Régionales: le RN se réjouit d’un alignement des planètes
19 MAI 2021 PAR LUCIE DELAPORTE
Entre le jeu cynique de l’exécutif, l’effondrement de LR et une gauche passablement désunie, le RN espère ravir plusieurs régions en juin prochain, lors d’un scrutin qui lui est pourtant généralement peu favorable.

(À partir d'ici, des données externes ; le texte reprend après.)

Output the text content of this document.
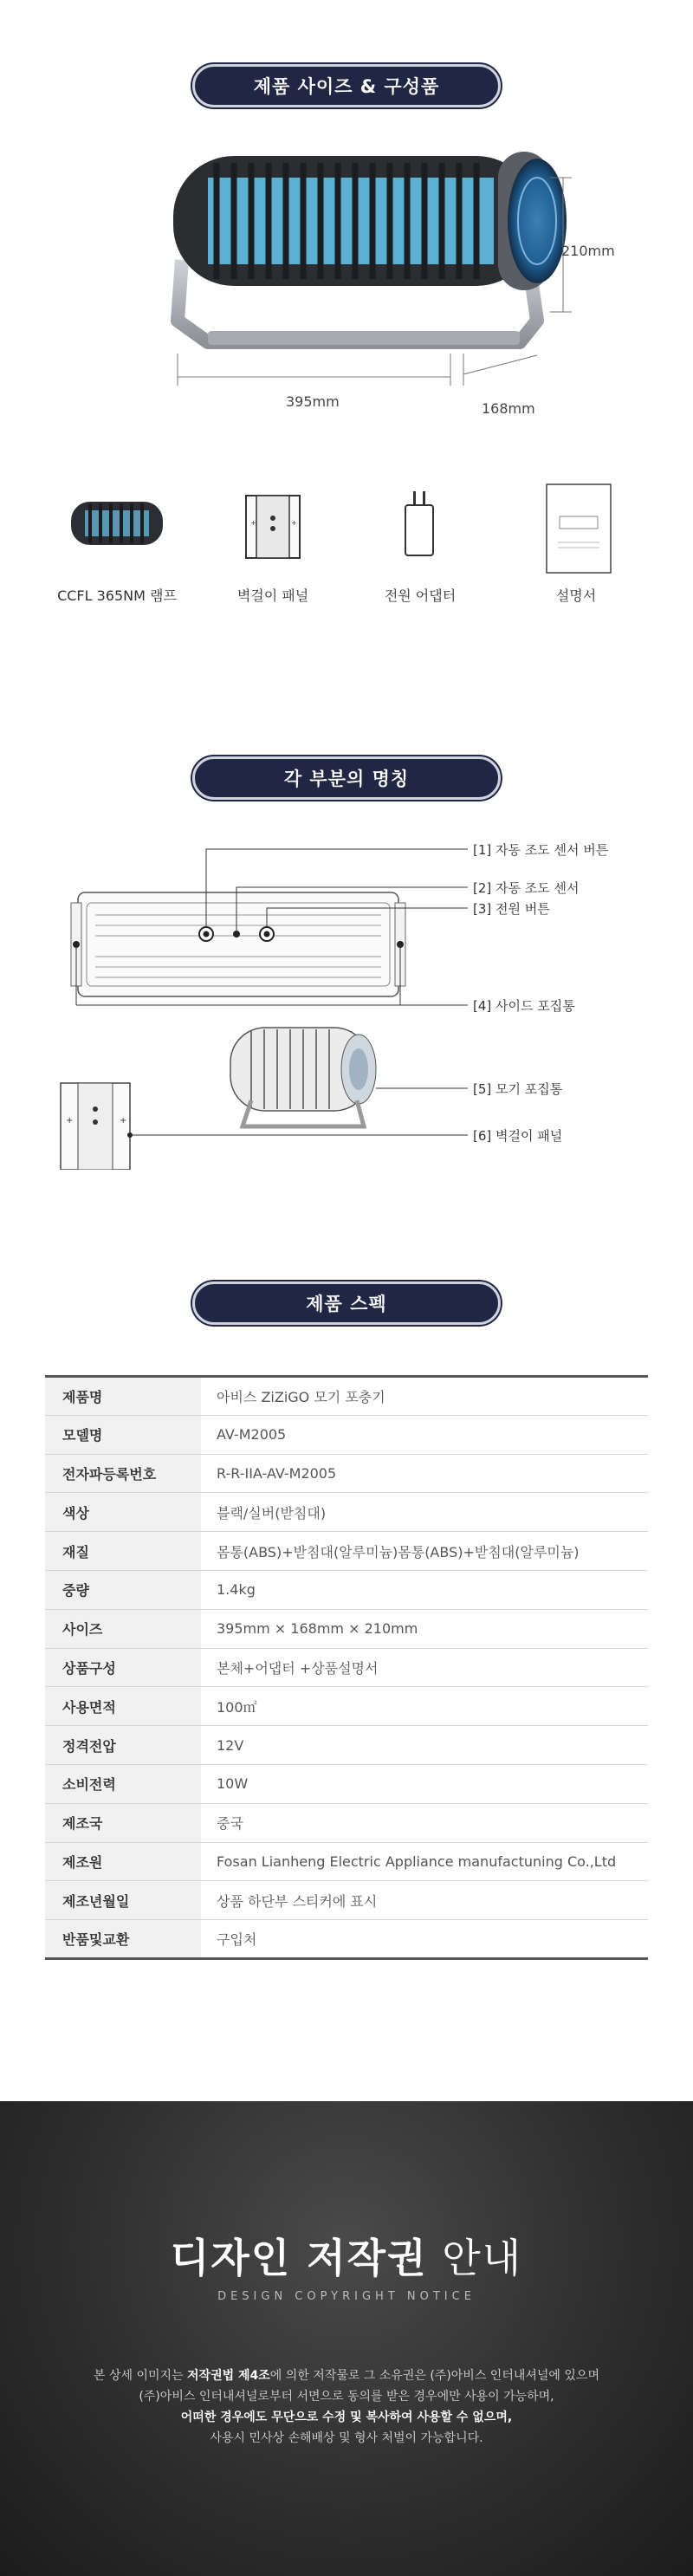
제품 사이즈 & 구성품
210mm
395mm	168mm
+	+
CCFL 365NM 램프	벽걸이 패널	전원 어댑터	설명서
각 부분의 명칭
+	+
[1] 자동 조도 센서 버튼
[2] 자동 조도 센서
[3] 전원 버튼
[4] 사이드 포집통
[5] 모기 포집통
[6] 벽걸이 패널
제품 스펙
제품명	아비스 ZiZiGO 모기 포충기
모델명	AV-M2005
전자파등록번호	R-R-IIA-AV-M2005
색상	블랙/실버(받침대)
재질	몸통(ABS)+받침대(알루미늄)몸통(ABS)+받침대(알루미늄)
중량	1.4kg
사이즈	395mm × 168mm × 210mm
상품구성	본체+어댑터 +상품설명서
사용면적	100㎡
정격전압	12V
소비전력	10W
제조국	중국
제조원	Fosan Lianheng Electric Appliance manufactuning Co.,Ltd
제조년월일	상품 하단부 스티커에 표시
반품및교환	구입처
디자인 저작권 안내
DESIGN COPYRIGHT NOTICE
본 상세 이미지는 저작권법 제4조에 의한 저작물로 그 소유권은 (주)아비스 인터내셔널에 있으며
(주)아비스 인터내셔널로부터 서면으로 동의를 받은 경우에만 사용이 가능하며,
어떠한 경우에도 무단으로 수정 및 복사하여 사용할 수 없으며,
사용시 민사상 손해배상 및 형사 처벌이 가능합니다.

« Ça fait cinq ans qu’on nous ressort cette affaire à chaque fois à un mois d’une élection (…). Je comprends bien qu’un certain nombre de sondages, qui nous donnent gagnants dans un certain nombre de régions, qui nous donnent très hauts au second tour de l’élection présidentielle, dérangent. » Jordan Bardella, candidat RN en Île-de-France, invité sur France Inter ce lundi, a écarté d’un revers de main les accusations qui ressortent du rapport l’Office central de lutte contre la corruption et les infractions financières et fiscales (OCLCIFF) détaillant un « un système organisé frauduleux de détournement des fonds européens à son profit, par le biais d’emplois fictifs d’assistants parlementaires ».
Tous les cadres du parti, à commencer par Marine Le Pen, ont expliqué qu’il s’agissait d’un coup politique pour enrayer la dynamique électorale du RN… « C’est du réchauffé et je pense vraiment que les électeurs ne s’intéressent pas à ça », veut aussi croire le porte-parole du RN Julien Sanchez.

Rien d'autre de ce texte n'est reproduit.